このような三当事者間の法律関係を合一に確定させることを目的とする訴訟において、そのうちの二当事者のみの間において当該訴訟物について裁判上の和解をすることは、三者間の合一確定の目的に反するから許されないものと解すべきである。そうすると、参加人を加えることなく、一審原告及び一審被告との間で本訴の訴訟物について成立させた本件和解は無効であり、したがって、右当事者間の本件訴訟は、未だ終了していないものといわなければならない。

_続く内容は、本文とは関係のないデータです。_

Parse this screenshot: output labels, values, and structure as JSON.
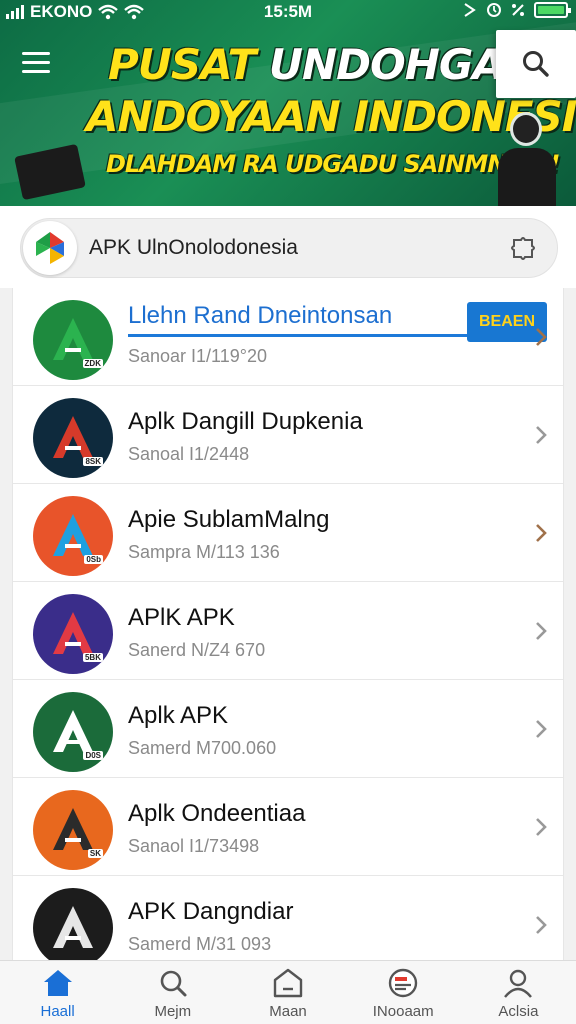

そして、この訴訟においては、三者間において合一に確定させることを要する各請求につき一個の終局判決がされるべきであって、そのうちの特定の請求についてのみ判決をすることは許されないものである(したがって、これを看過して、一部の請求についてのみ判決がされたときは、残余の分について追加判決をすることも許されない。)。しかるに、原審裁判所は、一審原告と一審被告との間の本訴が和解によって終了したことを前提として、参加請求事件とこれに対する反訴請求事件についてのみ判決をしたものであるから、原判決は、この点において違法があり、そのかしを補正することができないものである。
三 よって、原判決を取消し、各当事者間の権利関係を合一に確定させるため本件を静岡地方裁判所に差し戻すこととし、民訴法三八七条、三八九条を適用して主文のとおり判決する。